Ich bekam am 08.07.08 einen Bescheid, in dem stand, dass ich nur 162,40 € im Monat bekomme und das für eine vierköpfige Familie! Im Juni hieß es aber noch 357,91 €!
In der Zeit dazwischen hatte ich aber schon wieder Ärger mit dem Arbeitsamt, denn Sie haben einen Antrag für Zuschuss von Klassenfahrten abgelehnt und da habe ich mich an die zuständige Zeitungsagentur gewendet das die mir helfen das meine Tochter mit fahren darf!
Wahrscheinlich werde ich jetzt mit Leistungskürzung und Schikane bestraft das ich mich an die Öffentlichkeit gewendet habe! Zuvor bekam ich noch eine Aufforderung zur Abgabe von Haushaltskosten die ich schon vor dem Termin abgegeben habe und jetzt fehlen schon wieder Unterlagen die Sie eigentlich schon haben!
Entweder verschlampen die meine Unterlagen oder das ist Schikane für meine Veröffendlichung! Bitte helfen Sie mir das ich die 357,91 € bekomm denn mit den 162,40 € kommt keine Vierköpfige Familie aus und bis die den Widerspruch bearbeiten vergeht ein halbes Jahr und so lange können wir nicht warten!!!
Meine Forderung an ARGE SGB II Landkreis Greiz:
Auszahlung des Betrages von 357, 91 €
Richtet sich diese Beschwerde gegen Ihr Unternehmen?
kommentare und trackbacks 12
wie soll das denn funktionieren, daß eine Familie mit weniger als 400 Euro pro Monat überleben kann? Das ist ja der absolute Wahnsinn. Mir will nicht in den Kopf gehen, daß man einen ohnehin schon lächerlichen Betrag dann auch noch um mehr als die Hälfte kürzt. Man braucht sich wirklich nicht wundern, wenn in Zukunft immer mehr Menschen aus blanker Not kriminell werden. Wo soll das bloß hinführen...

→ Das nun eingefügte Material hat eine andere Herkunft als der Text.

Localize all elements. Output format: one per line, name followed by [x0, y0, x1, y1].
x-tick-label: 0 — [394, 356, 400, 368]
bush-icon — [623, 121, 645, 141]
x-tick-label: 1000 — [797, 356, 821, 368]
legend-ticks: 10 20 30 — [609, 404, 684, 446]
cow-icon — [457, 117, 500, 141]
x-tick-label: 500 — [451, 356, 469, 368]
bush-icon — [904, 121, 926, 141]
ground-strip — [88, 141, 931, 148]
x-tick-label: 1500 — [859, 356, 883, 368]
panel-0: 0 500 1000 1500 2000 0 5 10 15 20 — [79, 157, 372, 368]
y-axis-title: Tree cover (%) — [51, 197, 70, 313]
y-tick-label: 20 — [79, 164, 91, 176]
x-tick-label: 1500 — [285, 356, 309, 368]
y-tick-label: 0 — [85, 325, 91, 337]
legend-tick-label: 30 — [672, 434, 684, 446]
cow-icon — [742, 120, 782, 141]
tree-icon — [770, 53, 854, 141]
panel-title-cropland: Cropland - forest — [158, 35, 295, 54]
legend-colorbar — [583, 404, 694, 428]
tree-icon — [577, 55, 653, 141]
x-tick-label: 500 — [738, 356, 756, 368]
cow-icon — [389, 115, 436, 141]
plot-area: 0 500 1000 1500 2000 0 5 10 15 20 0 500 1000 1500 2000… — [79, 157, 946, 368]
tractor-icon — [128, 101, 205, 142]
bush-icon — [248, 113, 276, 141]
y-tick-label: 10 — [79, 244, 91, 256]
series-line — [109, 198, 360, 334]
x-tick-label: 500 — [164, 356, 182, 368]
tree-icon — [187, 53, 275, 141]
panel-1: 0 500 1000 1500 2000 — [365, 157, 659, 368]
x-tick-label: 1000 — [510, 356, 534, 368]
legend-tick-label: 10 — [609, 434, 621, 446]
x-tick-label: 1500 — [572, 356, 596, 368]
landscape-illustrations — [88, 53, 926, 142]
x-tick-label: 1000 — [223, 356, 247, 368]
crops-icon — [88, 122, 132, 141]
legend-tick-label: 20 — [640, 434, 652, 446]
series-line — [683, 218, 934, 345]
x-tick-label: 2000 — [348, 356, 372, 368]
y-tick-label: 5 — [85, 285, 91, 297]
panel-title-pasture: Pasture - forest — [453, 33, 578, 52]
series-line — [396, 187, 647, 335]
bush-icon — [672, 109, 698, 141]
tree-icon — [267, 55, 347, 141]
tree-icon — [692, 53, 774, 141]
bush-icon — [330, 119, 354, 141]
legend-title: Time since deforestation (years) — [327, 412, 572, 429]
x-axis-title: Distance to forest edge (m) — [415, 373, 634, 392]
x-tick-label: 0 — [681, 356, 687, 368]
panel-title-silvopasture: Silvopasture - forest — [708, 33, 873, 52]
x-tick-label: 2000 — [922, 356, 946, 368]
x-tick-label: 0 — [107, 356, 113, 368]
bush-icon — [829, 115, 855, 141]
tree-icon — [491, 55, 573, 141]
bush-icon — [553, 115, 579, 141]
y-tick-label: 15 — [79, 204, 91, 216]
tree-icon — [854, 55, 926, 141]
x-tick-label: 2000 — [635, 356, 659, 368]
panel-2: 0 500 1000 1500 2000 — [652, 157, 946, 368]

Nicht nur kriminell..... am Ende suchen sie sich noch vor lauter Verzweiflung sogar Arbeit. Wo das noch alles hinführt....
@RB2061019: man merkt, daß Sie sich noch nie in die Gegend um Greiz verirrt haben..... Da können Sie lange nach Arbeit finden. Ist ungefähr so heufig anzutreffen wie Trüffel im Frankfurter Wald. Sie sind garantiert einer derjenigen, die es sich auf Papa's Kosten gut gehen lassen und als Superschlaumeier jeden Hilfsbedürftigen als Sozialschmarotzer diffamieren.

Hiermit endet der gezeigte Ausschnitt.